Medical education is a major concern of the Postgraduate Medical Journal. Indeed the origins of the journal are in the need to provide medical graduates with a source of education after graduation that would keep them in touch with the goings on in the major centres of medical progress. A paper in the current issue of the journal highlights one of the more cutting edge aspects of medical education today. Social media is a huge, huge resource of information, interaction, teaching, debate and conversation about medicine, and medical education that is starting to influence the medical world in powerful ways.
From the social movements to improve care like NHS Change Day or the #hellomynameis campaign, or the fantastic blog with up to date critique of new evidence at St Emlyn’s to the full blown, immersive experiences of a conference like SMACC, it is clear that social media are here to stay and will play an increasing role in how medical education is delivered and backed up. The paper explores some of the debate around social education in medicine, and encourages educators not to view social media as a way to avoid engaging with students and in particular, readers are reminded that a cornerstone of medical education remains very much in the real world: the face to face encounter with a patient.
If you have come to this blog via a route that doesn’t involve social media of some sort – then you should definitely read, and explore the resources mentioned by the authors, and those I have highlighted above. But if you – and I think most reaching this page are – familiar with SoMe – it would be worth thinking a bit more about that very intimate time – the patient encounter.
At our hospital we have recently had our first year clinical students go through a series of first experiences – first day on the wards, first examination of a patient’s respiratory system / abdomen / cardiovascular system and so on…

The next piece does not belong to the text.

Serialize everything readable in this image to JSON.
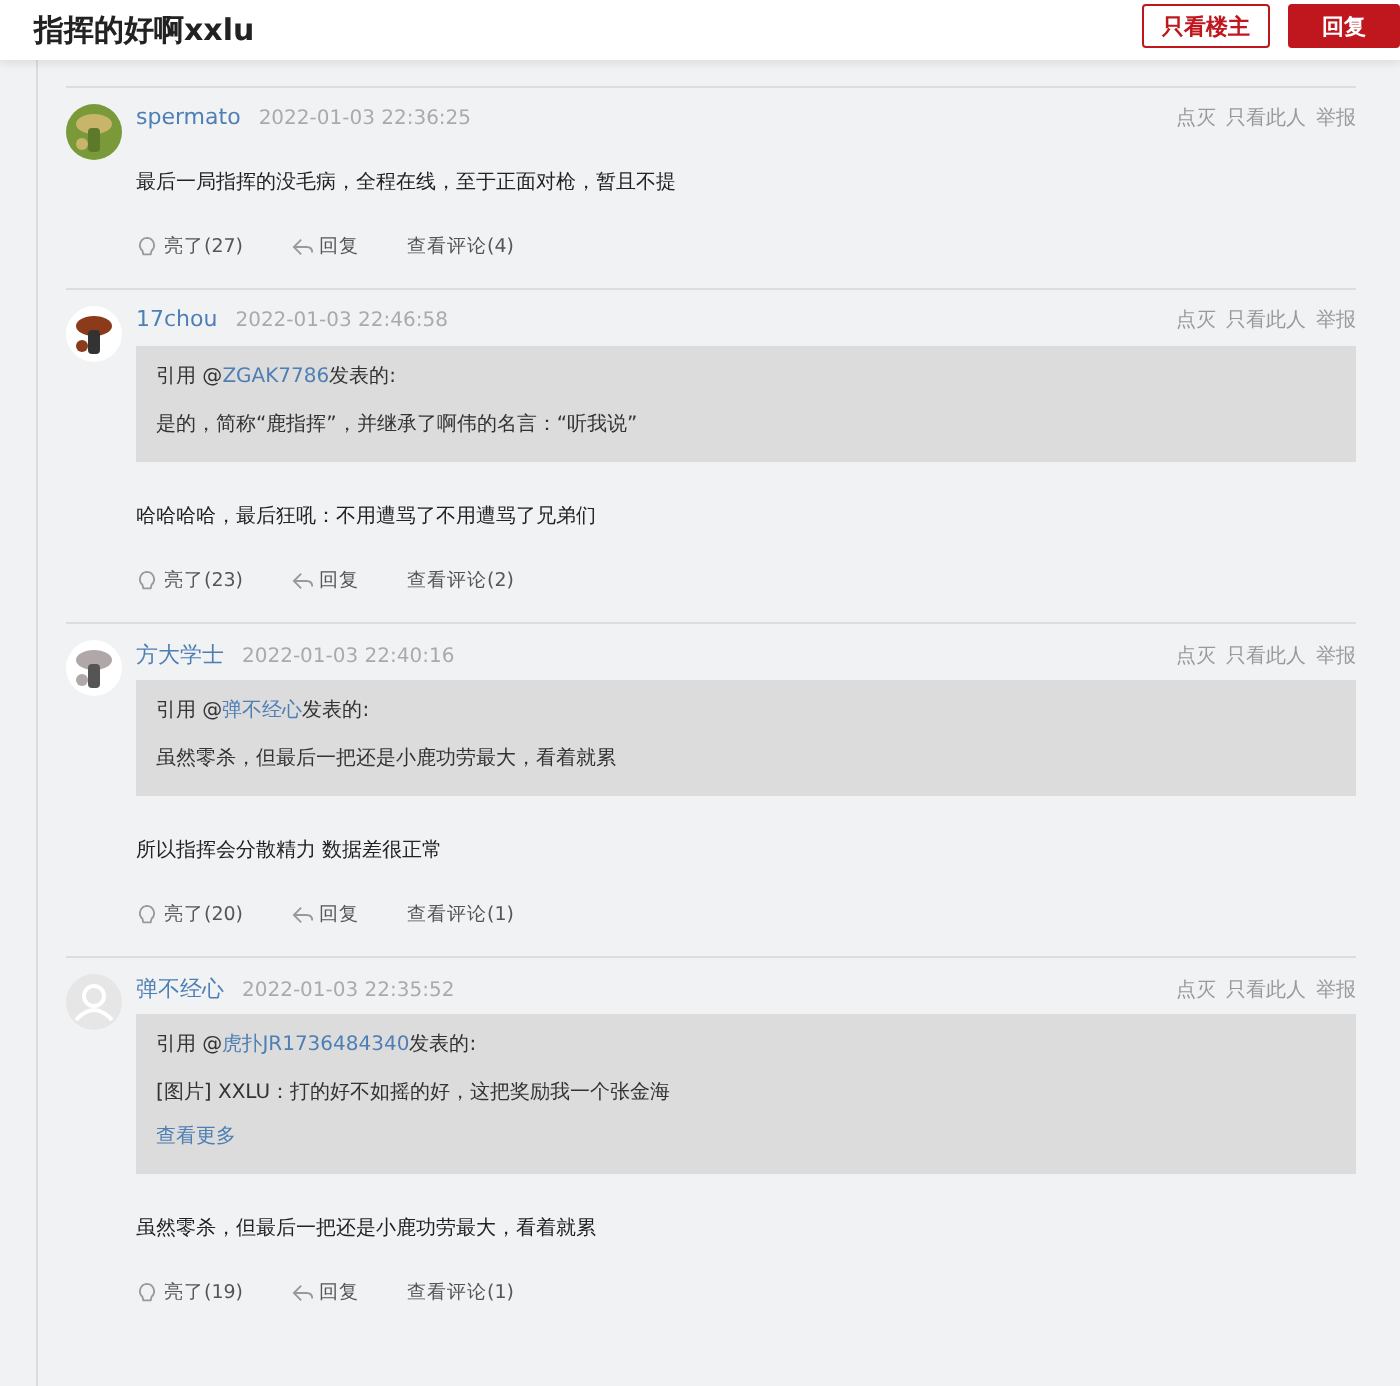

One of my colleagues had to borrow my stethoscope to demonstrate examination skills that he no longer uses on a regular basis… and the familiar debate about why we are teaching medical students inaccurate techniques to try to elicit signs that were often first described in end stage disease before modern medicine had really got going. Des Spence put forward this view in 2012 – and lots of heat was generated thereafter.
My feeling on the subject – especially in the context of medical education, is that the acutal examination skills – while important ( the dawning of realisation among a group of medical students when discussing the physics of the generation of breath sounds – the pathology underlying pneumonia and pleural effusion – and hence the clinical signs just observed always give me a buzz) are probably secondary to all of the other learning that goes on in that encounter – the meta learning if you like.
The act of examining the respiratory system, for example is very intimate compared with everyday life. ‘Just remove your shirt sir’ ‘May I see your hands?’ ‘I’m just going to feel in your neck – it may be uncomfortable’ ‘I’m just going to tap you on your chest’ Seriously? In what other setting could you do this without serious consequences? To be able to inspire confidence, gain trust, demonstrate caring, understanding, and yet reach even a vaguely logical conclusion from the information gained from poking and prodding another human is quite something, and develops far more than just medical knowledge.
You may learn nothing from examining the chest that can’t be garnered in other ways, you may get more from an echocardiogram than you will ever get from examining endlessly for a slow rising pulse BUT the process of meeting hundreds of patients, gently asking them to bend to your touch, follow your instructions, and the very act of connecting physically with many different people from many different walks of life, I am convinced, play a huge role in instilling the values that underpin medical practice.
The knowledge that underneath all the trappings of life we are all contained within the same fragile human frame, the human connection made through physical touch, and the wild variation in styles of communication that are neccessary to achieve any sort of progress in a consultation – not just turn out some well worn lines… All of these cannot be achieved by simply filling in a request for a chest x-ray or a CT scan.
Physical examination – like textbooks of old – may seem like a relic of another age when compared with current trends in medical technology and diagnosis, but, the unrecognised learning from these encounters is hugely valuable, and we should be careful to ensure that in our rush to get technology into every aspect of medicine, that we don’t ignore the greatest resource we have for learning medicine – as @SirBill would have had it – we still need to head for the bedside.